Cross-validations
The function cv.lmvar carries out a k-fold cross-validation for an 'lmvar' model. For each fold, an 'lmvar'
model is fit to all observations that are not in the fold (the 'training set') and prediction errors are calculated
for the observations in the fold (the 'test set'). The prediction errors are the absolute error \(|y - \mu|\)
and its square \((y - \mu)^2\). The average prediction errors over the observations in the fold are calculated,
and the square root of the average of the squared errors is taken. Optionally, one can calculate a user-specified
function fun for the test set and the 'lmvar' model resulting from the
training set. Optionally, one can also calculate the Kolmogorov-Smirnov (KS) distance for the test set and its p-value.
The results for the k folds are averaged over the folds and standard deviations are calculated from the k results.
User defined function
The argument fun allows a user to specify a function for which cross-validation results
must be obtained. This function must meet the following requirements.

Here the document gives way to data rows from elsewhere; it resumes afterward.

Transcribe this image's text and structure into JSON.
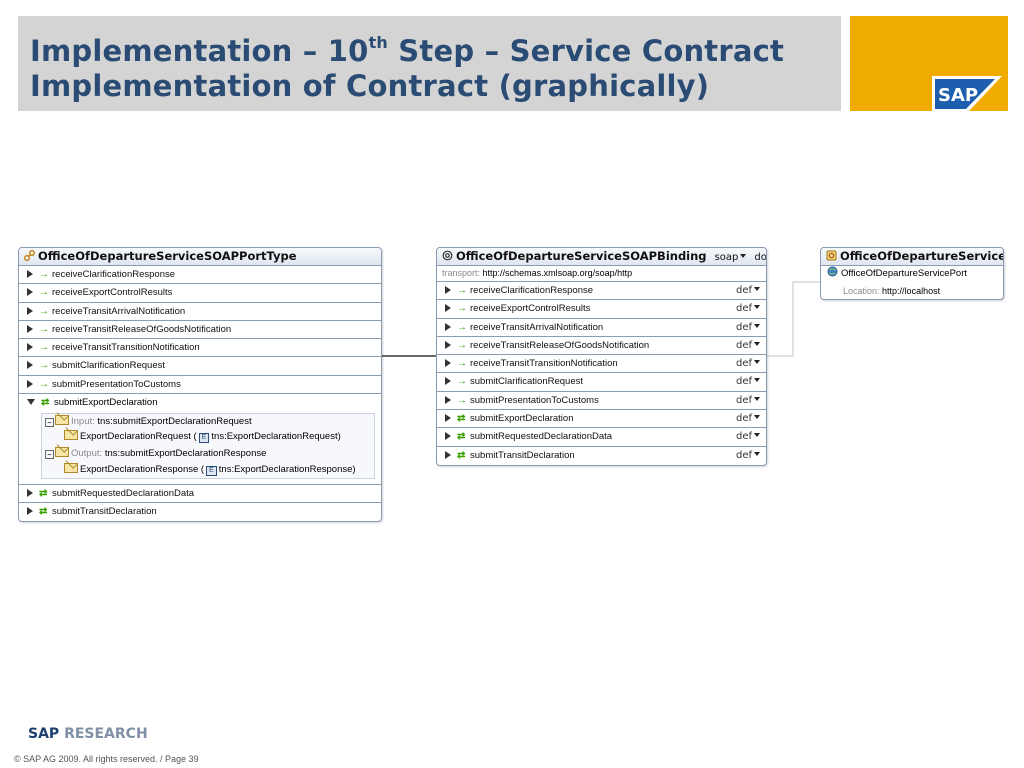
{
  "slide": {
    "title_line1_prefix": "Implementation – 10",
    "title_line1_sup": "th",
    "title_line1_suffix": " Step – Service Contract",
    "title_line2": "Implementation of Contract (graphically)",
    "logo_text": "SAP",
    "footer_brand_sap": "SAP",
    "footer_brand_research": "RESEARCH",
    "copyright": "© SAP AG 2009. All rights reserved. / Page 39"
  },
  "port_type": {
    "title": "OfficeOfDepartureServiceSOAPPortType",
    "operations": [
      {
        "label": "receiveClarificationResponse",
        "kind": "one-way"
      },
      {
        "label": "receiveExportControlResults",
        "kind": "one-way"
      },
      {
        "label": "receiveTransitArrivalNotification",
        "kind": "one-way"
      },
      {
        "label": "receiveTransitReleaseOfGoodsNotification",
        "kind": "one-way"
      },
      {
        "label": "receiveTransitTransitionNotification",
        "kind": "one-way"
      },
      {
        "label": "submitClarificationRequest",
        "kind": "one-way"
      },
      {
        "label": "submitPresentationToCustoms",
        "kind": "one-way"
      }
    ],
    "expanded_operation": {
      "label": "submitExportDeclaration",
      "input_label": "Input:",
      "input_message": "tns:submitExportDeclarationRequest",
      "input_part": "ExportDeclarationRequest",
      "input_element": "tns:ExportDeclarationRequest",
      "output_label": "Output:",
      "output_message": "tns:submitExportDeclarationResponse",
      "output_part": "ExportDeclarationResponse",
      "output_element": "tns:ExportDeclarationResponse",
      "element_badge": "E"
    },
    "operations_after": [
      {
        "label": "submitRequestedDeclarationData",
        "kind": "request-response"
      },
      {
        "label": "submitTransitDeclaration",
        "kind": "request-response"
      }
    ]
  },
  "binding": {
    "title": "OfficeOfDepartureServiceSOAPBinding",
    "style_soap": "soap",
    "style_doc": "doc",
    "transport_label": "transport:",
    "transport_value": "http://schemas.xmlsoap.org/soap/http",
    "def_label": "def",
    "operations": [
      {
        "label": "receiveClarificationResponse",
        "kind": "one-way"
      },
      {
        "label": "receiveExportControlResults",
        "kind": "one-way"
      },
      {
        "label": "receiveTransitArrivalNotification",
        "kind": "one-way"
      },
      {
        "label": "receiveTransitReleaseOfGoodsNotification",
        "kind": "one-way"
      },
      {
        "label": "receiveTransitTransitionNotification",
        "kind": "one-way"
      },
      {
        "label": "submitClarificationRequest",
        "kind": "one-way"
      },
      {
        "label": "submitPresentationToCustoms",
        "kind": "one-way"
      },
      {
        "label": "submitExportDeclaration",
        "kind": "request-response"
      },
      {
        "label": "submitRequestedDeclarationData",
        "kind": "request-response"
      },
      {
        "label": "submitTransitDeclaration",
        "kind": "request-response"
      }
    ]
  },
  "service": {
    "title": "OfficeOfDepartureService",
    "port": "OfficeOfDepartureServicePort",
    "location_label": "Location:",
    "location_value": "http://localhost"
  },
  "colors": {
    "title_text": "#2a4b73",
    "title_bg": "#d4d4d4",
    "logo_bg": "#f0ab00",
    "arrow_green": "#39a000",
    "panel_border": "#8a9bb4"
  },
  "icons": {
    "port_type": "port-type-icon",
    "binding": "binding-icon",
    "service": "service-icon",
    "port": "globe-icon",
    "one_way": "arrow-right-icon",
    "request_response": "swap-arrows-icon",
    "expand": "triangle-right-icon",
    "collapse": "triangle-down-icon"
  }
}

Carrying out a k-fold cross-validation, the function is called k times with object_t equal to the fit
to the training set, y equal
to the response vector of the test set, and
X_mu and X_sigma the design matrices of the test set.If the evaluation of fun gives an error, cv.lmvar will give a warning and exclude that
evaluation from the mean and the standard deviation of fun over the k folds. If the evaluation
of fun gives a warning, it will be ignored.
In the cross-validations, object_t contains the design matrices of the training set as
object_t$X_mu and object_t$X_sigma. object_t$X_mu was formed by taking
object$X_mu and removing the fold-rows. In addition, columns may have been removed to make the matrix
full-rank. Therefore, object_t$X_mu may have fewer columns than object$X_mu. The same is true
for object_t$X_sigma compared to object$X_sigma.
Kolmogorov-Smirnov test
When ks_test = TRUE, a Kolmogorov-Smirnov (KS) test is carried out for each fold. The test checks whether the
standardized residuals \((y - \mu) / \sigma\) in a fold are distributed as a standard normal distribution. The
KS-distance and the corresponding p-value are calculated for each fold. The test uses the
function ks.test. The expectation values \(\mu\) and standard deviations \(\sigma\) are
calculated from the model matrices for the test set (the fold) and the 'lmvar' fit to the training set.
Excluding observations
The observations specified in the argument exclude are not used to calculate the error statistics MAE
(mean absolute error), MSE (mean squared error) and the square root of MSE. They are also not used to calculate
the statistics for the user-defined function fun. This is useful when there are a few observations
with such large residuals that they dominate the error estimates. Note that the excluded observations are not
excluded from the training sets. It is only in the calculation of the statistics of the test sets that the
observations are
excluded. They are not excluded from the KS-test: when observations have large residuals, they should have large
standard deviations as well,
to give the standardized residuals normal values.
Minimum sigma
The argument sigma_min gives the option to enforce a minimum standard deviation. This is
useful when, in a cross-validation, a fit fails because the maximum likelihood occurs when the standard
deviation of one or more observations becomes zero.
When a minimum standard deviation is specified, all fits are carried out under the
boundary condition that the standard deviation is larger than the minimum. If sigma_min = NULL the same value
is used as was used to create object.
Other
The fits are carried out with the options slvr_options stored in the 'lmvar' object object.
However, these options can be overwritten with an explicit argument slvr_options in the call of
cv.lmvar. Some of the options are affected by a sigma_min larger than zero, see lmvar for
details.
The argument slvr_options is a list, members of which can be a list themselves.
If members of a sublist are overwritten, the other members of the sublist remain unchanged. E.g., the
argument slvr_options = list(control = list(iterlim = 600)) will set control$iterlim to 600 while
leaving other members of the list control unchanged.
The number of available CPU cores is detected with detectCores.